I made Talhamy scold him, by and by, for this piece of voluntary starvation.

“By my prophet!” said he, “am I a pig or a dog, that I should eat when the sitt was fasting?”

It was at Esneh, by the way, that that hitherto undiscovered curiosity, an ancient Egyptian coin, was offered to me for sale. The finder was digging for niter, and turned it up at an immense depth below the mounds on the outskirts of the town. He volunteered to show the precise spot, and told his artless tale with child-like simplicity. Unfortunately, however, for the authenticity of this remarkable relic, it bore, together with the familiar profile of George IV, a superscription of its modest value, which was precisely one farthing. On another occasion, when we were making our long stay at Luxor, a colored glass button of honest Birmingham make was brought to the boat by a fellah who swore that he had himself found it upon a mummy in the tombs of the queens at Kûrnet Murraee. The same man came to my tent one day when I was sketching, bringing with him a string of more than doubtful scarabs—all veritable “anteekahs,” of course, and all backed up with undeniable pedigrees.

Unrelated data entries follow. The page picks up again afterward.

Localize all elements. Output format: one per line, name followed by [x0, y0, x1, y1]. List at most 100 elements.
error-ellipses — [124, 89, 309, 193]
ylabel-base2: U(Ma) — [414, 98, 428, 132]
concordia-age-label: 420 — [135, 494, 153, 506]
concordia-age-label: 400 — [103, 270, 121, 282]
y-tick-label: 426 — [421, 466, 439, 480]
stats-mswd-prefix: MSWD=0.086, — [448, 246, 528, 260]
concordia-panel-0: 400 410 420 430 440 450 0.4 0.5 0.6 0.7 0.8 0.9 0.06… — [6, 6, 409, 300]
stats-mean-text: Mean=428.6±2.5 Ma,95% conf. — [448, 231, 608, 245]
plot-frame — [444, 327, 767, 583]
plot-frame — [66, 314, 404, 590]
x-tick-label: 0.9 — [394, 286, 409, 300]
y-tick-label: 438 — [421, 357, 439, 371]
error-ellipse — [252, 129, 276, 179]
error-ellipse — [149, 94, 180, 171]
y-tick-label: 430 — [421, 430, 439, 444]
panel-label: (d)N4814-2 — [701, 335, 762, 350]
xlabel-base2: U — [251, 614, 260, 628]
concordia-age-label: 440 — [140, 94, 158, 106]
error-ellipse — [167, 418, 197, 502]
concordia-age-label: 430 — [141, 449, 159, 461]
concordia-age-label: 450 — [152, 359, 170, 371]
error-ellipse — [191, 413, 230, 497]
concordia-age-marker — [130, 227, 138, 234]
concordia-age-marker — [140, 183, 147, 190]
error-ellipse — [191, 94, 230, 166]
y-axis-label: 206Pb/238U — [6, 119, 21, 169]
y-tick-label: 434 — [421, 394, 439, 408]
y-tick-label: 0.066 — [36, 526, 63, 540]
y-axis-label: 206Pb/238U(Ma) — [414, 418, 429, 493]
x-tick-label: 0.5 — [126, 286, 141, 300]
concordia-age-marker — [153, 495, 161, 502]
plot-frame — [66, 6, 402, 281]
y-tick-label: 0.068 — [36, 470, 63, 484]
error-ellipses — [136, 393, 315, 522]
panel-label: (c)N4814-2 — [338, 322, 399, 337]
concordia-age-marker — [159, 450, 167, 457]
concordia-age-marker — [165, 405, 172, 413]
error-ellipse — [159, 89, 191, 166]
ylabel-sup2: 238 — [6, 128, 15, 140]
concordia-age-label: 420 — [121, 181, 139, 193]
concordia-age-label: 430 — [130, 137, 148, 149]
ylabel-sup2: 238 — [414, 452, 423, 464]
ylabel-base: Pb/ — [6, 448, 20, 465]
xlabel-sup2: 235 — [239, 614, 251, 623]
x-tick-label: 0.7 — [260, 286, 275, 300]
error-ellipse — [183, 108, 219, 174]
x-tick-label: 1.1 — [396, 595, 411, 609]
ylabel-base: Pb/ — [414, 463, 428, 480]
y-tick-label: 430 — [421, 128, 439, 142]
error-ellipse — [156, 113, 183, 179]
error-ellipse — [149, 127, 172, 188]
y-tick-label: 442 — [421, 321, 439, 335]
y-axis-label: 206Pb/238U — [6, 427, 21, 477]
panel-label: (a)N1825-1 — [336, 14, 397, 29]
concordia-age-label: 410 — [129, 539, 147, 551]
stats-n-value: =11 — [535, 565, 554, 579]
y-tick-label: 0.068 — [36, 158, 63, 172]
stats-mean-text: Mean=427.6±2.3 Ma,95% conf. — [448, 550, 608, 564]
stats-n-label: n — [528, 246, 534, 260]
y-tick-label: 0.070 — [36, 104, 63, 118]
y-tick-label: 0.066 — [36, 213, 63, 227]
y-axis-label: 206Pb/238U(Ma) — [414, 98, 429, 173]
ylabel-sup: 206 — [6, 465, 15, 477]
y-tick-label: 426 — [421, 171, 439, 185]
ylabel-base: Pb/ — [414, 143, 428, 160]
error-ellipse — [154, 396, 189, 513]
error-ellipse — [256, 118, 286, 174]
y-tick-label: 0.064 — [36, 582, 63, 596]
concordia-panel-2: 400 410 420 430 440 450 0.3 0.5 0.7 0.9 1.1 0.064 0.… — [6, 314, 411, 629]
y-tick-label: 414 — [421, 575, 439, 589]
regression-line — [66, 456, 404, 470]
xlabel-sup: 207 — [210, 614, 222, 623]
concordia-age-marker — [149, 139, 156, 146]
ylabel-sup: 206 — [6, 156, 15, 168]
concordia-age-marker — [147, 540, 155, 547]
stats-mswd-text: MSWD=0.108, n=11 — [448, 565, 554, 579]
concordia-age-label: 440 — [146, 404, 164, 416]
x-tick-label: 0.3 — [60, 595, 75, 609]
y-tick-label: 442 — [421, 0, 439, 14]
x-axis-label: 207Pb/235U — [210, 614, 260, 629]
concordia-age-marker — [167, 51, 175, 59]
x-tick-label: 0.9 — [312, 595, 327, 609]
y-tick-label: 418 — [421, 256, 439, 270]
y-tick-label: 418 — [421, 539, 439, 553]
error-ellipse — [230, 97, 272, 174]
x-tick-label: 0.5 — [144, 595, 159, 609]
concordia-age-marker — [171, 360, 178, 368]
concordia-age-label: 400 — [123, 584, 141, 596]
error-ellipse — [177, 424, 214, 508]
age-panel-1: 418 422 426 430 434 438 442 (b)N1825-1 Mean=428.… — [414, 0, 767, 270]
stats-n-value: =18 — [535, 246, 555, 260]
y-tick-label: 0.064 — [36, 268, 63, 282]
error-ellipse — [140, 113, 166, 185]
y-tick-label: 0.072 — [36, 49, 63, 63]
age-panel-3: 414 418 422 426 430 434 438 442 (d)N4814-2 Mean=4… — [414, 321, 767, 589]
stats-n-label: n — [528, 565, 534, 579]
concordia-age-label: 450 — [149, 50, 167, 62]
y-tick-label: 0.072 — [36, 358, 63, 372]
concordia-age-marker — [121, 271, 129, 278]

“La, la [no, no]! bring me no more anteekahs,” I said, gravely. “They are old and worn out, and cost much money. Have you no imitation scarabs, new and serviceable, that one might wear without the fear of breaking them?”

“These are imitations. O sitt!” was the ready answer.

“But you told me a moment ago they were genuine anteekahs.”

“That was because I thought the sitt wanted to buy anteekahs,” he said, quite shamelessly.

“See now,” I said, “if you are capable of selling me new things for old, how can I be sure that you would not sell me old things for new?”

To this he replied by declaring that he had made the scarabs himself. Then, fearing I should not believe him, he pulled a scrap of coarse paper from his bosom, borrowed one of my pencils, and drew an asp, an ibis, and some other common hieroglyphic forms, with tolerable dexterity.

“Now you believe?” he asked, triumphantly.